Getting From One Place to Another

I stumble gracelessly into the minibus, joining the row closest to the door.  After me ambles in a wrinkled though highly regal woman, under her arm a mutinous looking duck.  She is over me, standing tall in a cabin that clears her woven headpiece, and her torso is pressed to against my face.  Also, the duck.  The duck is at eye level and wary.  I wonder if it will peck at my face and so I put on my sunglasses.  She brushes potato chip crumbs off of her chest and onto my lap.  A cloud of dust swirls around and swallows me as we lurch forward into the mountains.  My knees press painfully into the metal of the row before me, and I clutch my backpack on my lap to keep my fingers occupied.   I always get an adrenaline release from this.  With every speed bump and grinding halt and revving of the engine, my head bounces off of the belly of my standing neighbor.  Her shirt feels like it is woven of smoke and salt.  

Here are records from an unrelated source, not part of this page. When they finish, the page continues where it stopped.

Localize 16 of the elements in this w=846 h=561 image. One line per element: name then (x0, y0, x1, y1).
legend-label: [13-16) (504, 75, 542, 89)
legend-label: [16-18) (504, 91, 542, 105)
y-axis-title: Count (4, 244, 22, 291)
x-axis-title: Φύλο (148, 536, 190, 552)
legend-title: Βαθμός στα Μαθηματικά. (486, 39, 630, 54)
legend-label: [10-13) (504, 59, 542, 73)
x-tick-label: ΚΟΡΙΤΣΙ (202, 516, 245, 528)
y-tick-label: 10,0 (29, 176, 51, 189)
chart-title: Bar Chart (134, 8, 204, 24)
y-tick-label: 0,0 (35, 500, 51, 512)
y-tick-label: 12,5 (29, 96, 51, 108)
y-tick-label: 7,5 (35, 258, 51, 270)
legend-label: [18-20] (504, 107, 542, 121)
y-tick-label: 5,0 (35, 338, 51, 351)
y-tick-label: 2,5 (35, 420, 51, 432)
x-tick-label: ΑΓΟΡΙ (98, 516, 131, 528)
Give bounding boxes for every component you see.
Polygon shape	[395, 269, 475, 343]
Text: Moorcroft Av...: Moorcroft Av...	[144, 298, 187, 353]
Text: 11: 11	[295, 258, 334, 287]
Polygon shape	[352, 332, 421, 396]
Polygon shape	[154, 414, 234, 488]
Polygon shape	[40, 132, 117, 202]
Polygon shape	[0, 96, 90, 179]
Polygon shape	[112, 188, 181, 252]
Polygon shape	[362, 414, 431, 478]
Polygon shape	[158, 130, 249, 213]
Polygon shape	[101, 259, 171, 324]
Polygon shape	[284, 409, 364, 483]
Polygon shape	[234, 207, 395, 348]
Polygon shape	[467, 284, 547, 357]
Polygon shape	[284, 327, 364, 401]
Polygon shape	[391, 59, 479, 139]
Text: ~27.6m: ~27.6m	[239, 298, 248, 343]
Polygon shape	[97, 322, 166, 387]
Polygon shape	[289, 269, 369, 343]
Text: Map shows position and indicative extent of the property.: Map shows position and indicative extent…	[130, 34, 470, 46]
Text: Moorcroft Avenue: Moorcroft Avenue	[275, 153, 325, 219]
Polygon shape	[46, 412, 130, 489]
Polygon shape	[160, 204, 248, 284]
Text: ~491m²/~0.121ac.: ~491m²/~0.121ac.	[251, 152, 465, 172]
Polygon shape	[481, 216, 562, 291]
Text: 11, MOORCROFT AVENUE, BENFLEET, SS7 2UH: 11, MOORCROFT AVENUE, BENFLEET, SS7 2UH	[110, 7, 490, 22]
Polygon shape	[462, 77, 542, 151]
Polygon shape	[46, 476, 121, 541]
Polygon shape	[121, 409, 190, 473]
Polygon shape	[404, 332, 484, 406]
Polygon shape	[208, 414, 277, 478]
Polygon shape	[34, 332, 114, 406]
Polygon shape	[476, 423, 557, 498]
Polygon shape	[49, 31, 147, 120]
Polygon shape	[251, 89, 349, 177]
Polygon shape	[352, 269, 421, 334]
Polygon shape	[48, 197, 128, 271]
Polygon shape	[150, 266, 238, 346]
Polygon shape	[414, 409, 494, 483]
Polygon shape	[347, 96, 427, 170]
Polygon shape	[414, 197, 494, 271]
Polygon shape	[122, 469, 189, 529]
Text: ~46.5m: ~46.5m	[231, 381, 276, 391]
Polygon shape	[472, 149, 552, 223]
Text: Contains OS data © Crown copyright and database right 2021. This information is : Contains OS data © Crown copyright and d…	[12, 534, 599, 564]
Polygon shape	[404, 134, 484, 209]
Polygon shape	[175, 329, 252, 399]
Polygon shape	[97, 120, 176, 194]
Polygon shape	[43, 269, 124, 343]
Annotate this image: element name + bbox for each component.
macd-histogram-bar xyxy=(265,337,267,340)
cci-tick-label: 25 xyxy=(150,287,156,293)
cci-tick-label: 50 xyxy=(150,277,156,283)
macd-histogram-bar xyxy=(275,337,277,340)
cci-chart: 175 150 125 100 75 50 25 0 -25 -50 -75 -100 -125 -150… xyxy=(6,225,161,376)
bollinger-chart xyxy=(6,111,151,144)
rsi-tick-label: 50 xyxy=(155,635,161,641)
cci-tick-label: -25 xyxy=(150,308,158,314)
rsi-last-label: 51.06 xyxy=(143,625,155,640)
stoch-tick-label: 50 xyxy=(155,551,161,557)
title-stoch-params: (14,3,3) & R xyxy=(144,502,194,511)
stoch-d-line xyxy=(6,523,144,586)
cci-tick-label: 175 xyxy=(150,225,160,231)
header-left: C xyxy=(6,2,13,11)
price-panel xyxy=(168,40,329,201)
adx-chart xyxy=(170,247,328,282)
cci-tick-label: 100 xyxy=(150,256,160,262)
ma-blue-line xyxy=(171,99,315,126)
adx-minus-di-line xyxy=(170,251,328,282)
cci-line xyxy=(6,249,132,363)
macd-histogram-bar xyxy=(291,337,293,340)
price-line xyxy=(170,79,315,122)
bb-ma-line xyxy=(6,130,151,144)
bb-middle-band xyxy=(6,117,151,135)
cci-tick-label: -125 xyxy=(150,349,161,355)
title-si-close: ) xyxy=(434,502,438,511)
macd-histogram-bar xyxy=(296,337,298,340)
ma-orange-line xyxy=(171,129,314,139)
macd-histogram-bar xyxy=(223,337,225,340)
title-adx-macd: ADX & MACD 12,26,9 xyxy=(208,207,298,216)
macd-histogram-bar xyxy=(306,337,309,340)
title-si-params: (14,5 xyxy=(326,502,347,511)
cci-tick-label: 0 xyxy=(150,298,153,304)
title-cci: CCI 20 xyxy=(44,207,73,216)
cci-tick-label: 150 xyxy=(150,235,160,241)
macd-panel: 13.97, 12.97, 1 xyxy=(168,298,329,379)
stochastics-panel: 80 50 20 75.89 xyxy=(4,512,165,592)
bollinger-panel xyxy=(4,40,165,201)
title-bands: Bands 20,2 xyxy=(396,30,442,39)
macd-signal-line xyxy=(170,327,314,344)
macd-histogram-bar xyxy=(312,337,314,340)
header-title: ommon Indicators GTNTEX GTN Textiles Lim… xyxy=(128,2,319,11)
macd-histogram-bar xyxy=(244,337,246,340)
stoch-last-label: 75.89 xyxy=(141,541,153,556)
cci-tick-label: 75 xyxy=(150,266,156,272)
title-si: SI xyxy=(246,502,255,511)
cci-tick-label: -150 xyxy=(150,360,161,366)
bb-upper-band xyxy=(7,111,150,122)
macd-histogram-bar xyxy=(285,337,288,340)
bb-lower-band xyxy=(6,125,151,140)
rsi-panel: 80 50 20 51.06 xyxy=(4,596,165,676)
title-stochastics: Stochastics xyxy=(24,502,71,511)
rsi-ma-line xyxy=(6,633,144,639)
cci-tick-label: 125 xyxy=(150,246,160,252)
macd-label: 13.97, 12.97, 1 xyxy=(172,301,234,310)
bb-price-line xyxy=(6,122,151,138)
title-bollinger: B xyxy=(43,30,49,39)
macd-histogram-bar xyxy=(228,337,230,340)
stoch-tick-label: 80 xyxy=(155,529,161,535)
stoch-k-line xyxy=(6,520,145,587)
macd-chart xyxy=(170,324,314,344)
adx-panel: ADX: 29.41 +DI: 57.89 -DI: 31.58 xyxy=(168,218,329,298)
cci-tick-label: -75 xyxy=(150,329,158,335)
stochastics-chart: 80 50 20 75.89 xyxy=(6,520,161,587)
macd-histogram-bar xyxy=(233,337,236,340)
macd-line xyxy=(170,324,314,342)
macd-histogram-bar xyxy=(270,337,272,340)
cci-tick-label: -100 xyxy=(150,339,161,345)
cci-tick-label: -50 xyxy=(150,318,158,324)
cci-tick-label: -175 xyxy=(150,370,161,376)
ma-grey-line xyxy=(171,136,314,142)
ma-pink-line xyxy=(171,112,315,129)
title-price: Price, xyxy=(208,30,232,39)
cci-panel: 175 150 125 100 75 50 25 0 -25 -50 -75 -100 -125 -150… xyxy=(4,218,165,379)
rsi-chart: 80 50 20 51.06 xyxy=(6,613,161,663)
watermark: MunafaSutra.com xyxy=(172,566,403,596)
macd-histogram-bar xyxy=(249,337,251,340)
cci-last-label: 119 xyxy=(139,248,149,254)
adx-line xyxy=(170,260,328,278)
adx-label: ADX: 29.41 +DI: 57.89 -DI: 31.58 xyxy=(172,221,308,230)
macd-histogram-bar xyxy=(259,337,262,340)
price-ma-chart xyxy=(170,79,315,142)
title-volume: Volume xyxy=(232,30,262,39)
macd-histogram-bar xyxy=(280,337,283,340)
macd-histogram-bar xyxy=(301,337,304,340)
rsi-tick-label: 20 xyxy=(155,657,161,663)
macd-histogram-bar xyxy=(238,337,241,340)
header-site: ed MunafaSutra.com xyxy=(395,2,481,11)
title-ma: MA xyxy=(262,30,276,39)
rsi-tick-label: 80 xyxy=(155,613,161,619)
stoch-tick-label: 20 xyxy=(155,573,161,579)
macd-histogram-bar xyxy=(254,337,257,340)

 Body odor is infused into the stale air of the cabin, all windows stubbornly far away from my reach.  The infant next to me looks unabashedly at my almond eyes, pale skin, and blue jeans, questions forming in a mass.  She is tied tightly to her mother’s strong back, eyes wide, fingers in her mother’s hair.  I think that she is about to say something to me, and then, she turns and vomits into her mother’s neck.  The indelicate curve of the roads is ever-tempting our steel boned transport to kiss its crumbling edges.  It dashes recklessly between A and B, a yeehaw emitted from the exhaust pipe each time the engine revs.  

I bob my head mindlessly to the driver’s playlist and then notice him trying to make eye contact with me in the rearview mirror.  I look out the window.  The right side of my face is pressed against the same belly, and I hear her intestines groaning.  I let the unfamiliar sounds of Ixil flow unbarred from one ear to the other, like some sort of comforting static.  The sky eases into a cold fog during the ascent, clouds hanging low over the mountains, hugging the cornfields.  The bus weaves through, its nose to the ground, only gaining speed as it nears home.  The door opens and we tumble out, and I inhale the convoluted air of a Guatemalan town center, all grease and exhaust and wet dog with a subtle tone of delicious pine.  My knees purr and stretch as I rise to full height.

I step out from one bubble of chaos into another.   I don’t know how to say goodbye to the craziest bus rides of my life.